What if trade-offs in sustainability transitions are not just about technical problems of optimization, but reflect political problems of power asymmetries and ethical dilemmas?
Lecture Series ‘Ecological Inequality’
The transition towards sustainability might be something we can no longer afford to avoid. But how will the benefits and costs be distributed, and how will it affect inequality? In the wake of the Katowice Climate Change Conference urging the world to embrace rigorous measures, discussions do not only revolve around the efficacy of climate policies, but also around their equity. Who is paying for these measures? Who are the winners and losers of such transition processes?

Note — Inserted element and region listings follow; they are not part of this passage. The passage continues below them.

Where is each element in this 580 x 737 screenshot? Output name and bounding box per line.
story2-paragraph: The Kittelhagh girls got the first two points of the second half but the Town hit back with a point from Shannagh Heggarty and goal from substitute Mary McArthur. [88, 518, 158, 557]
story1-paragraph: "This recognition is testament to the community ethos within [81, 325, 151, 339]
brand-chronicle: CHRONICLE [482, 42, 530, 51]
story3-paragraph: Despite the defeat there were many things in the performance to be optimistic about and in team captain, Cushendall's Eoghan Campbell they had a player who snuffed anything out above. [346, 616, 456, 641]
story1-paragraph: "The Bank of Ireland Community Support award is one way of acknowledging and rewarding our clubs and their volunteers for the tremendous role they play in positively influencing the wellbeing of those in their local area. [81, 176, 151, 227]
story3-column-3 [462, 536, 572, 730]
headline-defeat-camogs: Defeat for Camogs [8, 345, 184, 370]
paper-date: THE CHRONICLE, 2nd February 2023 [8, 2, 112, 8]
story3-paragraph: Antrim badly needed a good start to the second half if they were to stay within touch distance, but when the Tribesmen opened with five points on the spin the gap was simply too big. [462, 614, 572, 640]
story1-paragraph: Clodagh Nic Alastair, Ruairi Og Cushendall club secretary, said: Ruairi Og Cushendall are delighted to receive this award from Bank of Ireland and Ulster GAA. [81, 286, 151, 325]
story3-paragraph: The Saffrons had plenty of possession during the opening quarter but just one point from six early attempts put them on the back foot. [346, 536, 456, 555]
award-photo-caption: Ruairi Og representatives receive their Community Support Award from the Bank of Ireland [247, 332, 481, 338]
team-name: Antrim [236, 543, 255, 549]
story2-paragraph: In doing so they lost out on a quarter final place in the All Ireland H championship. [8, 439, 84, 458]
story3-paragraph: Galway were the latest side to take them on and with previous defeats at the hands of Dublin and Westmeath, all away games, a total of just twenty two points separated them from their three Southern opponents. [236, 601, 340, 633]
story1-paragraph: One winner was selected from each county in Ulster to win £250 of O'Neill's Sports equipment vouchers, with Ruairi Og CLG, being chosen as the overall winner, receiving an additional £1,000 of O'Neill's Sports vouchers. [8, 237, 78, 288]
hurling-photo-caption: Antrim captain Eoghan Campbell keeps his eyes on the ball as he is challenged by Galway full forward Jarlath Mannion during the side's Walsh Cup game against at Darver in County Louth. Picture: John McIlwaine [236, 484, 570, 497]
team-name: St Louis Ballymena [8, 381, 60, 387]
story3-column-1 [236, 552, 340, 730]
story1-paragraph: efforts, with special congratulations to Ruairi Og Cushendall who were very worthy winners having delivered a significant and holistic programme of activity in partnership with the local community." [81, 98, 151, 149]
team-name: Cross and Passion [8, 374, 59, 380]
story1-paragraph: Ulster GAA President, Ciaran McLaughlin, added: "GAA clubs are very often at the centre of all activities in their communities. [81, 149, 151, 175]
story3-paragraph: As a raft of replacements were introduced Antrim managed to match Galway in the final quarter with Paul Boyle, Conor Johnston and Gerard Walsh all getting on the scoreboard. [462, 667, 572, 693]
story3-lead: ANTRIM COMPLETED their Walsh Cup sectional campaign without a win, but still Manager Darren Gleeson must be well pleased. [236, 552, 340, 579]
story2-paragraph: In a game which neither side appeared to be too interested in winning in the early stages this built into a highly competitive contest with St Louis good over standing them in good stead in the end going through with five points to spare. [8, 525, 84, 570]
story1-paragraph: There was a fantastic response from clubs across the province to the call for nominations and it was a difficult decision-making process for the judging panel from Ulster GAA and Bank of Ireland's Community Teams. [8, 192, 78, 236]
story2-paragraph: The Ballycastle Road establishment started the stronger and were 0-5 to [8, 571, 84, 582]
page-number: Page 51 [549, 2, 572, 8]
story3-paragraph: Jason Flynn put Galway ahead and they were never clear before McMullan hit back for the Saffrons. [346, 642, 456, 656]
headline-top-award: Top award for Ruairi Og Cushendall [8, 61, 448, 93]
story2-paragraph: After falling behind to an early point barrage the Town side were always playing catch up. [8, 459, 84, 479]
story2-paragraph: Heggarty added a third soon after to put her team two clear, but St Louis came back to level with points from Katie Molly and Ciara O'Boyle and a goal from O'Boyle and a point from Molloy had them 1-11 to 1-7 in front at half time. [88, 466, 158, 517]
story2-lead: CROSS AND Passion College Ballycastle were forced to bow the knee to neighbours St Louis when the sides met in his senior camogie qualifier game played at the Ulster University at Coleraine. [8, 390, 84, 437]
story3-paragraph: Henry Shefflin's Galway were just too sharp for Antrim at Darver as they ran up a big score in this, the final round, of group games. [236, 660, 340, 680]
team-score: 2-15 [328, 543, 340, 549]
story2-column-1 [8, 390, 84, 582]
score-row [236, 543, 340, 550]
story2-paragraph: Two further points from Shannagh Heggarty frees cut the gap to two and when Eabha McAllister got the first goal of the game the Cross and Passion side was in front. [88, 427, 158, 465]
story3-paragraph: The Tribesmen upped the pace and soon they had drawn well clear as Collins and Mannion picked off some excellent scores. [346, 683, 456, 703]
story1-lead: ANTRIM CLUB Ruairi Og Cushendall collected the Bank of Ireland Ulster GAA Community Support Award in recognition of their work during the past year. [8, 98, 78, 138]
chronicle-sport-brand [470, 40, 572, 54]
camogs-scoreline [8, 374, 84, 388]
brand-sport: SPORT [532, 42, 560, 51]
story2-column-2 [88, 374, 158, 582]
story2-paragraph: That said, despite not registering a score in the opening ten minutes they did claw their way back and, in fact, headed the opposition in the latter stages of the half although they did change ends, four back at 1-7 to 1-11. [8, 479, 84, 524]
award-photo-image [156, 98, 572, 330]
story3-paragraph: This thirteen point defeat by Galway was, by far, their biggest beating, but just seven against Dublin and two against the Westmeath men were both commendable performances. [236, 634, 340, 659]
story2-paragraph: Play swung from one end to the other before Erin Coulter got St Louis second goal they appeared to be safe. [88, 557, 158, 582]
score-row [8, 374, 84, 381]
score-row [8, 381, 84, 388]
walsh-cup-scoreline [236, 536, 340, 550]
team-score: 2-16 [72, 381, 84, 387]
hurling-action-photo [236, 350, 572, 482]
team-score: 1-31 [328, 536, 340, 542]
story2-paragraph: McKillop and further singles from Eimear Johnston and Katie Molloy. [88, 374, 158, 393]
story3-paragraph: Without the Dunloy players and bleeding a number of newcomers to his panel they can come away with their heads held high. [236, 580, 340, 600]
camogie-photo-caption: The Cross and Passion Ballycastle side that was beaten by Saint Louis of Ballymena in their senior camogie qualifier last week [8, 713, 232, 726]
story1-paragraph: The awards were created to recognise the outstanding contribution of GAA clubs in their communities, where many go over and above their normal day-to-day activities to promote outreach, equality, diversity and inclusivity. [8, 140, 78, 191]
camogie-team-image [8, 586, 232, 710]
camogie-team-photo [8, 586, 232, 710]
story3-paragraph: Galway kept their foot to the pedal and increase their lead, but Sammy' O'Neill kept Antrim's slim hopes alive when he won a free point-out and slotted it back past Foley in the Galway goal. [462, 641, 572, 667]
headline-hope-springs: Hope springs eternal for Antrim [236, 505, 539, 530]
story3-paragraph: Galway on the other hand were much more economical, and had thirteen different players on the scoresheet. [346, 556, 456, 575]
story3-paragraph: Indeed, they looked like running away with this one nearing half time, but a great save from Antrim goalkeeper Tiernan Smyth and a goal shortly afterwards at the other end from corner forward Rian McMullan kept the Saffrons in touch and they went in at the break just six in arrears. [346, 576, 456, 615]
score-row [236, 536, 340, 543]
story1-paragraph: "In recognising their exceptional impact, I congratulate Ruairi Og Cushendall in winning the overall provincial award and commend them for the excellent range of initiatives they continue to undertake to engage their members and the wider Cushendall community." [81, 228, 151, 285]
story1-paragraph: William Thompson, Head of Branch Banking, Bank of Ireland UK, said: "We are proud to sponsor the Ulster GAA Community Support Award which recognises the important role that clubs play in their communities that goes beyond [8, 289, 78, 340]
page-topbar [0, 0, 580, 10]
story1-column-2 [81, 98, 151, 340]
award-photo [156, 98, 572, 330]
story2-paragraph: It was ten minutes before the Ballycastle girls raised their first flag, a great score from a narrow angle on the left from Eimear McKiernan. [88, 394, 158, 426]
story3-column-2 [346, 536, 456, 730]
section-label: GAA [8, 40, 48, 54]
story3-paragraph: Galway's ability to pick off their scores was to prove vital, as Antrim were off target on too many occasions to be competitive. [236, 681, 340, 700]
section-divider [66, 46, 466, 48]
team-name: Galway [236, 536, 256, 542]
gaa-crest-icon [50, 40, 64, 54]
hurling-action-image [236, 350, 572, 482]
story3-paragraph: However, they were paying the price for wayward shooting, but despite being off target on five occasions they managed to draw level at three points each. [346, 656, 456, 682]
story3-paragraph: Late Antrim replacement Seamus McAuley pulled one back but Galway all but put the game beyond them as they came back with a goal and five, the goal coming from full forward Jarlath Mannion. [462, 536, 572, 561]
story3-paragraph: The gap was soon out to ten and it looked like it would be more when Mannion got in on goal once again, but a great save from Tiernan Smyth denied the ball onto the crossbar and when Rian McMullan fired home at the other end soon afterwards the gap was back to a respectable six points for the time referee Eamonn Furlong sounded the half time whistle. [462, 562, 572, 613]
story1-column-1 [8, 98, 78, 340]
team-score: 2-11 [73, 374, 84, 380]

In this series, we use the concept of ecological inequality to shed light on the (potential) inequality implications of sustainability transitions, and the trade-offs embedded in these processes. Explore how transition processes may run the risk of increasing polarization between haves and have-nots. And what about the other way around? Under what conditions can sustainability measures have the potential to mitigate inequalities and to challenge existing wealth and power relations?
Trade-Offs in Sustainability Transitions
What if trade-offs in sustainability transitions are not just about technical problems of optimization, but reflect political problems of power asymmetries and ethical dilemmas? Ecological inequality may be a useful concept to explore these political and ethical dimensions, and to understand the socially differentiated impacts of environmental change. It can be used to examine how people’s use of, access to, and capacity to transform resources might affect inequality.
Tonight, professor Katrina Brown examines different dimensions of ecological inequality and how they play out in the trade-offs inherent in many interventions in environmental conservation and poverty alleviation. How can transdisciplinary and reflexive approaches help us to engender both pro-social and pro-environmental change?
About Katrina Brown
Katrina Brown is Professor of Social Science at the University of Exeter (UK). Professor Katrina Brown is an environmental social scientist working at the interface of international development, environmental change and sustainability. Her research focuses on how individuals and societies understand and respond to change, and their different capacities for adaptation and transformation.
Key issues of interest in her work are resilience, vulnerability and adaptation, and the different policy options for dealing with environmental change. She has conducted research in the areas of climate change, management of coastal resources, terrestrial conservation, forest ecosystems and ecosystem services. Her recent book, Resilience, Development and Global Change resulted from an ESRC Professorial Fellowship, Resilient Development in Social Ecological Systems, and presents a re-visioning of resilience for development. Katrina is committed to interdisciplinary and transdisciplinary research. In 2013 she won the first ‘AXA Outlook’ award for pioneering work in Kenya on resilience and poverty using Forum Theatre, which was the subject of a National Geographic film in 2014.